A gay, secular Jew and a classical liberal, Jonathan Rauch has found himself increasingly out of step with the American left. He has also changed his thinking dramatically on the proper role of religion in public life, from fearing it to believing religion—and especially traditional Christianity—can play a salutary, and perhaps irreplaceable, role in civic culture. Reviewing Rauch’s new book on this subject, Peter Berkowitz presents his own interpretation:
In his 1785 Memorial and Remonstrance against Religious Assessment—composed two years before the Constitutional Convention that he helped to organize and to which he made a decisive contribution—James Madison affirmed that religious liberty is an unalienable right.

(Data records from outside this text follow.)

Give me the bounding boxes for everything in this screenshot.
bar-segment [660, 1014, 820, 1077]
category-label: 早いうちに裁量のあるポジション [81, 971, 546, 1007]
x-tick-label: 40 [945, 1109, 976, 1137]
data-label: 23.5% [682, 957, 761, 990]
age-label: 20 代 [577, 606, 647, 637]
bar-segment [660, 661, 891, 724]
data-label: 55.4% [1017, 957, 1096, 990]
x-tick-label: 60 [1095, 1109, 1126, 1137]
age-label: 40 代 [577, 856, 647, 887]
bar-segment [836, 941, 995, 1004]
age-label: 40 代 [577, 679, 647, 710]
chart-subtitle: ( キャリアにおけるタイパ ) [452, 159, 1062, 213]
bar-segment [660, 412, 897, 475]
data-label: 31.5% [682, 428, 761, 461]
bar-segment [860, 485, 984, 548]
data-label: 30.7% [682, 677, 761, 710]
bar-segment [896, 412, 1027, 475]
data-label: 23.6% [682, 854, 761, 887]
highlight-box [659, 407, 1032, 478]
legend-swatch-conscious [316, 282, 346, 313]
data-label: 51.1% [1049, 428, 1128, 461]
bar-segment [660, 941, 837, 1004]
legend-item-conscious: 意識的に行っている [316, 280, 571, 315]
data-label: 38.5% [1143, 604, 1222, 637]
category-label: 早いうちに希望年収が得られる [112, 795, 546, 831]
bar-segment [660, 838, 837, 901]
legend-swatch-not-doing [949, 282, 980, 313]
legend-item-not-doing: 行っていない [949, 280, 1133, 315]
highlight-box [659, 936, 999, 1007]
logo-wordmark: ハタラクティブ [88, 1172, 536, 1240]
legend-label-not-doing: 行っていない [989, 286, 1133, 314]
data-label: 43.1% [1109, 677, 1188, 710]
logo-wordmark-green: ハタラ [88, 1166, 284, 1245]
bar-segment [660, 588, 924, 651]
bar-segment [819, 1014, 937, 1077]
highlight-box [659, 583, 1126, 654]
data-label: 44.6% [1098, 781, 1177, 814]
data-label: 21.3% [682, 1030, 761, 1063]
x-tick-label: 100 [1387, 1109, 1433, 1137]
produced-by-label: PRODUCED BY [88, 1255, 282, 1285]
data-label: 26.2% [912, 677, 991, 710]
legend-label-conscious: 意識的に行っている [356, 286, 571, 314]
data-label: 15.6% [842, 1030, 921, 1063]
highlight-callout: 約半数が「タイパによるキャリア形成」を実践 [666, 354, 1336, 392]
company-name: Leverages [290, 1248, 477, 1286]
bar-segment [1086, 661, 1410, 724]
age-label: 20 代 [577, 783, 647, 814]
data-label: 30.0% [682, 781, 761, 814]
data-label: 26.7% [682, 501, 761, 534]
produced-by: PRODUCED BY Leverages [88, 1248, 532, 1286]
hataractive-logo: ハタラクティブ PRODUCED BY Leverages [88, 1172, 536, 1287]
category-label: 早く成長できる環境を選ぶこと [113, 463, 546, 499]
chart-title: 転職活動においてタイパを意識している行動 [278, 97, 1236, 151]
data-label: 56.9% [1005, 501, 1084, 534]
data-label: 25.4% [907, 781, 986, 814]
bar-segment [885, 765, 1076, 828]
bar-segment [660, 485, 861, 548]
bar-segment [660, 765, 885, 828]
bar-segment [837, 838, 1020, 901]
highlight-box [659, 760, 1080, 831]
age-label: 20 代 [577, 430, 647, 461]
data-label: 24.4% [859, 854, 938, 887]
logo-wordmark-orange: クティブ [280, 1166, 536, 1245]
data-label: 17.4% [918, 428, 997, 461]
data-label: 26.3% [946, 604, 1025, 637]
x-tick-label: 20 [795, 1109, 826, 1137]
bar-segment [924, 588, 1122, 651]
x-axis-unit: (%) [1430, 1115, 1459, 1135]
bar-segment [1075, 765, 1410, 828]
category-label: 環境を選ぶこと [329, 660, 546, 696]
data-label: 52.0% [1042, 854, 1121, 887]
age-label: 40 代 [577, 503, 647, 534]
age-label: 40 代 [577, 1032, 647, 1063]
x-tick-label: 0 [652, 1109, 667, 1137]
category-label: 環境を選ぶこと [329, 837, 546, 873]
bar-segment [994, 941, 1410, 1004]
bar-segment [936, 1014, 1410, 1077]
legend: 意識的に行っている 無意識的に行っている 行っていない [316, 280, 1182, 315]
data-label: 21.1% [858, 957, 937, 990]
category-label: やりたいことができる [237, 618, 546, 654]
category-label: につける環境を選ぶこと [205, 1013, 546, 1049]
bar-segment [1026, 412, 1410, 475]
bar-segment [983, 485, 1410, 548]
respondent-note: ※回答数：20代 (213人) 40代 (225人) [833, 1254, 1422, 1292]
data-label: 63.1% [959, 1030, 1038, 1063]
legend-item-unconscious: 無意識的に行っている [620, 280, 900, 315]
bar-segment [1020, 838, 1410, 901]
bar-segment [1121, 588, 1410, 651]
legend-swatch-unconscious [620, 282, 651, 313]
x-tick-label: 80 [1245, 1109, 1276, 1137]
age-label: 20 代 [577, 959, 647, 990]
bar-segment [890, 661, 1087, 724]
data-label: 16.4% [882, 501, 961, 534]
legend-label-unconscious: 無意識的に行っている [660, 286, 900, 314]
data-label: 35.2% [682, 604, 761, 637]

He maintained, moreover, that government is neither “a competent Judge of Religious Truth” nor authorized to “employ Religion as an engine of Civil policy.” The former, in Madison’s view, “is an arrogant pretension falsified by the contradictory opinions of Rulers in all ages, and throughout the world” while the latter is “an unhallowed perversion of the means of salvation.”
In Democracy in America, published in two volumes in 1835 and 1840, Alexis de Tocqueville added the complementary observation that separation of church and state empowers religion and freedom to collaborate to fortify American democracy.
While Berkowitz agrees with much of what Rauch argues, he dissents from his criticism of white, right-leaning evangelicals, writing that he “neglects—indeed, he comes close to denying—democracy’s broken bargain with Christianity.”